A new “Great Game” is being played by China in the region to ensure its hold over the strategic region of Gilgit-Baltistan with active connivance of Pakistan. The Indian security establishment cannot turn a blind eye to the happenings in the Gilgit-Baltistan region. Saltoro Ridge and Siachen Glacier assume great strategic importance in this context. Under no circumstances should India vacate Siachen Glacier. Our defences in Ladakh sector should be strengthened through rapid development of infrastructure. Re-activation of Daulat Beg Oldi airfield in Ladakh by the Indian Air Force has sent a strong message across. The much needed up- gradation and modernisation of the surveillance systems should be taken on war-footing. Long-range surveillance radars and satellites should be deployed to keep the main arteries in China and PoJK under surveillance. Our Special Forces should be tasked, equipped and trained for interdiction of KKH.
As long as we have an unsettled border with China as well as taking note of China’s military posture in Tibet, India would have to be ready to thwart any Chinese misadventure.
Diplomatically, India should oppose Pakistan’s action of separating Gilgit-Baltistan region from PoJK and making it a separate region directly under the federal government. Any talk on ‘K’ issue must include the Gilgit-Baltistan region with India insisting on its complete vacation by Pakistan. Incidentally, with the region being Shia-dominated it is also a victim of Sunni hegemony in Pakistan. Our relations with other neighbours in the South Asian Association for Regional Cooperation (SAARC) region should be strengthened to negate Chinese influence in the region and to isolate Pakistan.
The Narendra Modi government has already flagged it as a major foreign policy initiative which has begun to yield success.
Similarly, in keeping with Kautilya’s advice that “enemy’s neighbour should be your friend”, India’s relations with countries that border China and Pakistan, like Myanmar, Vietnam, Japan, Mongolia, Taiwan and Afghanistan should be friendly and mutually beneficial. Another foreign policy initiative of the Modi government to renew and improve relations with Indian Ocean Rim countries should be pursued with vigour.

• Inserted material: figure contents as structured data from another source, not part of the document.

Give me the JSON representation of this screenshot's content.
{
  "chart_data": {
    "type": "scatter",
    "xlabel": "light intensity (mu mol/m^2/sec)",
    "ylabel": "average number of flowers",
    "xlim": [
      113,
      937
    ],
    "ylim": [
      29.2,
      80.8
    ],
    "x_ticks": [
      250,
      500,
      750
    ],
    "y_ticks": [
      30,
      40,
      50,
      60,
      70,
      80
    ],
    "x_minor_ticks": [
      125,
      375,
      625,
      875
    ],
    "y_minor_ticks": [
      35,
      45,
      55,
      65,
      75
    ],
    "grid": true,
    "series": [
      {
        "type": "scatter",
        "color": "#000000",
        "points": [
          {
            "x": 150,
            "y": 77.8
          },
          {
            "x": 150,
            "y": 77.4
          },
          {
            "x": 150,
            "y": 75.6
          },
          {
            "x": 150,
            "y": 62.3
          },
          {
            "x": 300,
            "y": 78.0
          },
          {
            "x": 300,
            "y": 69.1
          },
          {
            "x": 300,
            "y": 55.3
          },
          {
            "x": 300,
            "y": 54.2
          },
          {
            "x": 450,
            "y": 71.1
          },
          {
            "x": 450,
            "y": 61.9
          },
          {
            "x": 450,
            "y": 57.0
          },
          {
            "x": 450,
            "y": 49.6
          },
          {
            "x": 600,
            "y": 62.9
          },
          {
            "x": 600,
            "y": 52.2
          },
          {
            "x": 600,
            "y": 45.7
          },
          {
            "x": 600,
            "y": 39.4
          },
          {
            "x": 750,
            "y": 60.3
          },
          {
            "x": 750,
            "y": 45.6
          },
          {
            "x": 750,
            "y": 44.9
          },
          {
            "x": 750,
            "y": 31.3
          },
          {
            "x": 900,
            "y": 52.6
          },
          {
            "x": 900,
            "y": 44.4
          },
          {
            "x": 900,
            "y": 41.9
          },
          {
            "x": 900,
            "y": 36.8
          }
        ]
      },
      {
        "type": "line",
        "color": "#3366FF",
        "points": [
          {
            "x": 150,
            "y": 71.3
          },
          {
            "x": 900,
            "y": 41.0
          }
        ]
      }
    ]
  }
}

Despite recent bonhomie in Sino-Indian relations and the proposed joint military exercise between the two countries India cannot afford to let its guard down. As long as we have an unsettled border with China as well as taking note of China’s military posture in Tibet, India would have to be ready to thwart any Chinese misadventure. Pakistan on the other hand continues to be the breeding ground of terror and an important player of the global jihad against India. It has unleashed a proxy war. Its strategic alliance with China is solely aimed at threatening and destabilising India. Thus, Karakoram Highway and its proposed expansion that provides connectivity to both our hostile neighbours poses a major security challenge.